Primary Care Coding Alert

Increase Revenue Ethically by Reporting Same-day Joint Injections and E/M Services

The typical treatment for conditions like tendinitis, osteoarthritis, rheumatoid arthritis or other joint maladies includes joint injections (20600-20610). As straightforward as the injections seem, this service raises questions among many family practice coders. They often debate whether an evaluation and management (E/M) service may be charged in addition to the injection, and if the drug administered may also be reported. Plus, coders are often stumped about how to code multiple injections either to different joints or to the same joint on opposing sides of the body.

Not surprisingly, the answer to these questions depends on the situation. Coders may not report an E/M code, for instance, if the patient visits the office for the sole purpose of receiving the joint injection. Other patient visits, however, allow the E/M code to be assigned also. Likewise, some drugs may be reported with HCPCS Level II codes but others may not be.

Reporting E/M Services With Joint Injections

Whether an E/M code may be reported in addition to the joint injection depends on several factors. The most clear-cut of these are situations where E/M services are never reported with the injection code: on those rare occasions when the patient is seen only for a preplanned injection.

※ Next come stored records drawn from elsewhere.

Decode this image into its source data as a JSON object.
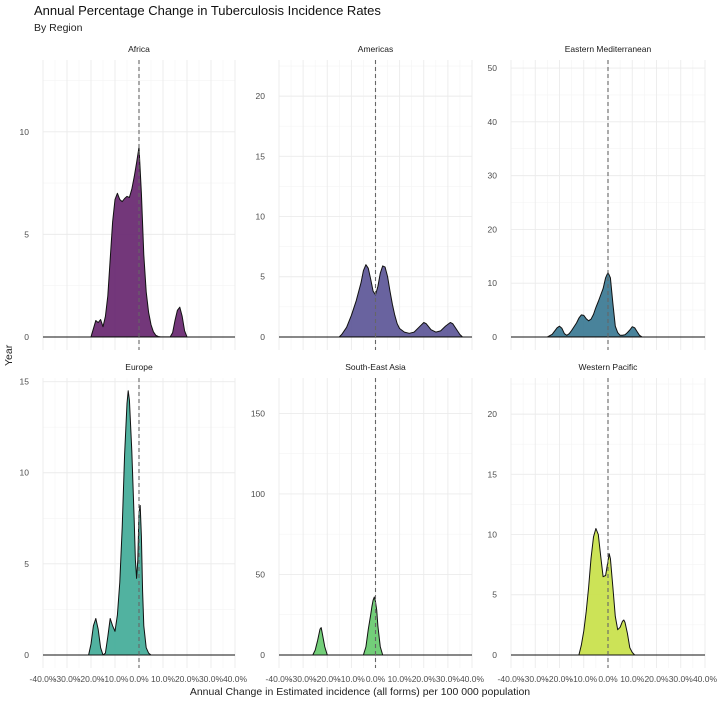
{
  "title": "Annual Percentage Change in Tuberculosis Incidence Rates",
  "subtitle": "By Region",
  "xlabel": "Annual Change in Estimated incidence (all forms) per 100 000 population",
  "ylabel": "Year",
  "colors": {
    "Africa": "#6b2c73",
    "Americas": "#615b9a",
    "Eastern Mediterranean": "#3f7c96",
    "Europe": "#48ae9b",
    "South-East Asia": "#6ccb72",
    "Western Pacific": "#c9e24e"
  },
  "chart_data": {
    "type": "area",
    "subtype": "density, faceted by region",
    "xlim": [
      -40,
      40
    ],
    "x_ticks": [
      "-40.0%",
      "-30.0%",
      "-20.0%",
      "-10.0%",
      "0.0%",
      "10.0%",
      "20.0%",
      "30.0%",
      "40.0%"
    ],
    "reference_line": {
      "x": 0,
      "style": "dashed"
    },
    "grid": true,
    "panels": [
      {
        "name": "Africa",
        "ylim": [
          0,
          13.5
        ],
        "y_ticks": [
          0,
          5,
          10
        ],
        "points": [
          [
            -20,
            0
          ],
          [
            -19,
            0.4
          ],
          [
            -18,
            0.8
          ],
          [
            -17,
            0.7
          ],
          [
            -16,
            0.85
          ],
          [
            -15,
            0.5
          ],
          [
            -14,
            1.0
          ],
          [
            -13,
            2.0
          ],
          [
            -12,
            3.8
          ],
          [
            -11,
            5.6
          ],
          [
            -10,
            6.7
          ],
          [
            -9,
            7.0
          ],
          [
            -8,
            6.7
          ],
          [
            -7,
            6.6
          ],
          [
            -6,
            6.75
          ],
          [
            -5,
            6.85
          ],
          [
            -4,
            6.8
          ],
          [
            -3,
            7.2
          ],
          [
            -2,
            7.8
          ],
          [
            -1,
            8.5
          ],
          [
            0,
            9.25
          ],
          [
            1,
            7.0
          ],
          [
            2,
            4.0
          ],
          [
            3,
            2.2
          ],
          [
            4,
            1.2
          ],
          [
            5,
            0.6
          ],
          [
            6,
            0.25
          ],
          [
            7,
            0.08
          ],
          [
            8,
            0.02
          ],
          [
            9,
            0
          ],
          [
            13,
            0
          ],
          [
            14,
            0.2
          ],
          [
            15,
            0.8
          ],
          [
            16,
            1.3
          ],
          [
            17,
            1.45
          ],
          [
            18,
            1.0
          ],
          [
            19,
            0.3
          ],
          [
            20,
            0
          ]
        ]
      },
      {
        "name": "Americas",
        "ylim": [
          0,
          23
        ],
        "y_ticks": [
          0,
          5,
          10,
          15,
          20
        ],
        "points": [
          [
            -15,
            0
          ],
          [
            -14,
            0.2
          ],
          [
            -12,
            0.8
          ],
          [
            -10,
            1.8
          ],
          [
            -8,
            3.0
          ],
          [
            -6,
            4.5
          ],
          [
            -5,
            5.5
          ],
          [
            -4,
            6.0
          ],
          [
            -3,
            5.7
          ],
          [
            -2,
            4.8
          ],
          [
            -1,
            3.8
          ],
          [
            0,
            3.5
          ],
          [
            1,
            4.2
          ],
          [
            2,
            5.3
          ],
          [
            3,
            5.9
          ],
          [
            4,
            5.8
          ],
          [
            5,
            5.0
          ],
          [
            6,
            3.8
          ],
          [
            7,
            2.7
          ],
          [
            8,
            1.8
          ],
          [
            9,
            1.1
          ],
          [
            10,
            0.7
          ],
          [
            12,
            0.4
          ],
          [
            14,
            0.3
          ],
          [
            16,
            0.4
          ],
          [
            18,
            0.8
          ],
          [
            20,
            1.2
          ],
          [
            21,
            1.1
          ],
          [
            23,
            0.6
          ],
          [
            25,
            0.4
          ],
          [
            27,
            0.5
          ],
          [
            29,
            0.9
          ],
          [
            31,
            1.2
          ],
          [
            32,
            1.1
          ],
          [
            34,
            0.5
          ],
          [
            35,
            0.2
          ],
          [
            36,
            0
          ]
        ]
      },
      {
        "name": "Eastern Mediterranean",
        "ylim": [
          0,
          51.5
        ],
        "y_ticks": [
          0,
          10,
          20,
          30,
          40,
          50
        ],
        "points": [
          [
            -25,
            0
          ],
          [
            -23,
            0.5
          ],
          [
            -21,
            1.7
          ],
          [
            -20,
            2.0
          ],
          [
            -19,
            1.6
          ],
          [
            -18,
            0.6
          ],
          [
            -17,
            0.3
          ],
          [
            -16,
            0.6
          ],
          [
            -15,
            1.2
          ],
          [
            -13,
            2.6
          ],
          [
            -12,
            3.5
          ],
          [
            -11,
            4.1
          ],
          [
            -10,
            4.0
          ],
          [
            -9,
            3.4
          ],
          [
            -8,
            3.0
          ],
          [
            -7,
            3.3
          ],
          [
            -6,
            4.2
          ],
          [
            -5,
            5.5
          ],
          [
            -4,
            6.6
          ],
          [
            -3,
            7.8
          ],
          [
            -2,
            9.0
          ],
          [
            -1,
            11.0
          ],
          [
            0,
            12.0
          ],
          [
            1,
            11.0
          ],
          [
            2,
            6.2
          ],
          [
            3,
            2.0
          ],
          [
            4,
            0.8
          ],
          [
            5,
            0.3
          ],
          [
            6,
            0.3
          ],
          [
            7,
            0.4
          ],
          [
            8,
            0.8
          ],
          [
            9,
            1.3
          ],
          [
            10,
            1.9
          ],
          [
            11,
            1.7
          ],
          [
            12,
            1.0
          ],
          [
            13,
            0.3
          ],
          [
            14,
            0
          ]
        ]
      },
      {
        "name": "Europe",
        "ylim": [
          0,
          15.2
        ],
        "y_ticks": [
          0,
          5,
          10,
          15
        ],
        "points": [
          [
            -21,
            0
          ],
          [
            -20,
            0.6
          ],
          [
            -19,
            1.6
          ],
          [
            -18,
            2.0
          ],
          [
            -17,
            1.4
          ],
          [
            -16,
            0.4
          ],
          [
            -15,
            0
          ],
          [
            -14,
            0.1
          ],
          [
            -13,
            1.0
          ],
          [
            -12,
            2.0
          ],
          [
            -11,
            1.6
          ],
          [
            -10,
            1.3
          ],
          [
            -9,
            2.2
          ],
          [
            -8,
            4.0
          ],
          [
            -7,
            7.0
          ],
          [
            -6,
            11.0
          ],
          [
            -5,
            13.8
          ],
          [
            -4.5,
            14.5
          ],
          [
            -4,
            14.0
          ],
          [
            -3,
            11.2
          ],
          [
            -2,
            7.4
          ],
          [
            -1.5,
            5.2
          ],
          [
            -1,
            4.2
          ],
          [
            -0.5,
            5.2
          ],
          [
            0,
            7.8
          ],
          [
            0.5,
            8.2
          ],
          [
            1,
            6.5
          ],
          [
            1.5,
            3.5
          ],
          [
            2,
            1.6
          ],
          [
            3,
            0.4
          ],
          [
            4,
            0.1
          ],
          [
            5,
            0
          ]
        ]
      },
      {
        "name": "South-East Asia",
        "ylim": [
          0,
          172
        ],
        "y_ticks": [
          0,
          50,
          100,
          150
        ],
        "points": [
          [
            -26,
            0
          ],
          [
            -25,
            3
          ],
          [
            -24,
            9
          ],
          [
            -23,
            16
          ],
          [
            -22.5,
            17
          ],
          [
            -22,
            13
          ],
          [
            -21,
            5
          ],
          [
            -20,
            0
          ],
          [
            -5,
            0
          ],
          [
            -4,
            5
          ],
          [
            -3,
            16
          ],
          [
            -2,
            25
          ],
          [
            -1.5,
            30
          ],
          [
            -1,
            34
          ],
          [
            -0.5,
            36
          ],
          [
            0,
            33
          ],
          [
            0.5,
            28
          ],
          [
            1,
            18
          ],
          [
            2,
            5
          ],
          [
            3,
            0
          ]
        ]
      },
      {
        "name": "Western Pacific",
        "ylim": [
          0,
          23
        ],
        "y_ticks": [
          0,
          5,
          10,
          15,
          20
        ],
        "points": [
          [
            -12,
            0
          ],
          [
            -11,
            0.8
          ],
          [
            -10,
            2.0
          ],
          [
            -9,
            3.6
          ],
          [
            -8,
            5.6
          ],
          [
            -7,
            8.0
          ],
          [
            -6,
            9.8
          ],
          [
            -5,
            10.5
          ],
          [
            -4,
            10.0
          ],
          [
            -3,
            8.2
          ],
          [
            -2,
            6.5
          ],
          [
            -1,
            6.6
          ],
          [
            0,
            7.8
          ],
          [
            0.5,
            8.4
          ],
          [
            1,
            8.0
          ],
          [
            2,
            5.6
          ],
          [
            3,
            3.2
          ],
          [
            4,
            2.1
          ],
          [
            5,
            2.3
          ],
          [
            6,
            2.8
          ],
          [
            6.5,
            2.9
          ],
          [
            7,
            2.7
          ],
          [
            8,
            1.8
          ],
          [
            9,
            0.6
          ],
          [
            10,
            0.2
          ],
          [
            11,
            0
          ]
        ]
      }
    ]
  }
}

Some patients may require a series of injections. Although the initial evaluation of the injury may justify both an E/M and injection code (see specific circumstances described below), followup treatments would be reported only with the injection code.

Beyond this circumstance, however, the issue becomes more complex and correct coding may depend on whether the E/M services are related to the reason the injection was given.

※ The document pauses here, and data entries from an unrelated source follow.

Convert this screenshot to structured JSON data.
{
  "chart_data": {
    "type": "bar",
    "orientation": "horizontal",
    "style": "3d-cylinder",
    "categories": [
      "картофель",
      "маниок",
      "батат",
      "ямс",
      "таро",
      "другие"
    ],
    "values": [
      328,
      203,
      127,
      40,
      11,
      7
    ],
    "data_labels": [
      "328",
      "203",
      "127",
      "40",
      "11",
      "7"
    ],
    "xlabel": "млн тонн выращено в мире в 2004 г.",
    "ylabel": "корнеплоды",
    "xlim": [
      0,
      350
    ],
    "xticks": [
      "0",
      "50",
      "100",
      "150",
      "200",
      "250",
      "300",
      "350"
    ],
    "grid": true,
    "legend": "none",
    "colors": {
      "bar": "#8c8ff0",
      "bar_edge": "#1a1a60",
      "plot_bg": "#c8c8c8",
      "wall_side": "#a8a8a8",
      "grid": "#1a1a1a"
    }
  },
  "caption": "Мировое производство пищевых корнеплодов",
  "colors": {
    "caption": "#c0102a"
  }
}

Both an E/M code and the joint injection code may be reported if a patient is seen for a condition or illness that is unrelated to the diagnosis that ultimately requires the injection, according to Randy Thompson, CPC, coding specialist with HMI, a consulting firm based in Nashville that specializes in Part A and Part B billing.

For instance, he says, a physician may see a 45-year-old woman suffering from an upper respiratory infection (URI). During the exam, the patient also mentions she has pain and stiffness in her left shoulder. The family physician diagnoses osteoarthritis (715.11) and gives an injection of cortisone (J0810) into the joint to reduce the inflammation. Because the woman presented with symptoms of an URI and there was no predetermined plan to provide an injection, coders would assign the appropriate level of outpatient E/M service (i.e., 99213, for an established patient) and 20610* (arthrocentesis, aspiration and/or injection; major joint or bursa [e.g. shoulder, hip, knee joint, subacromial bursa).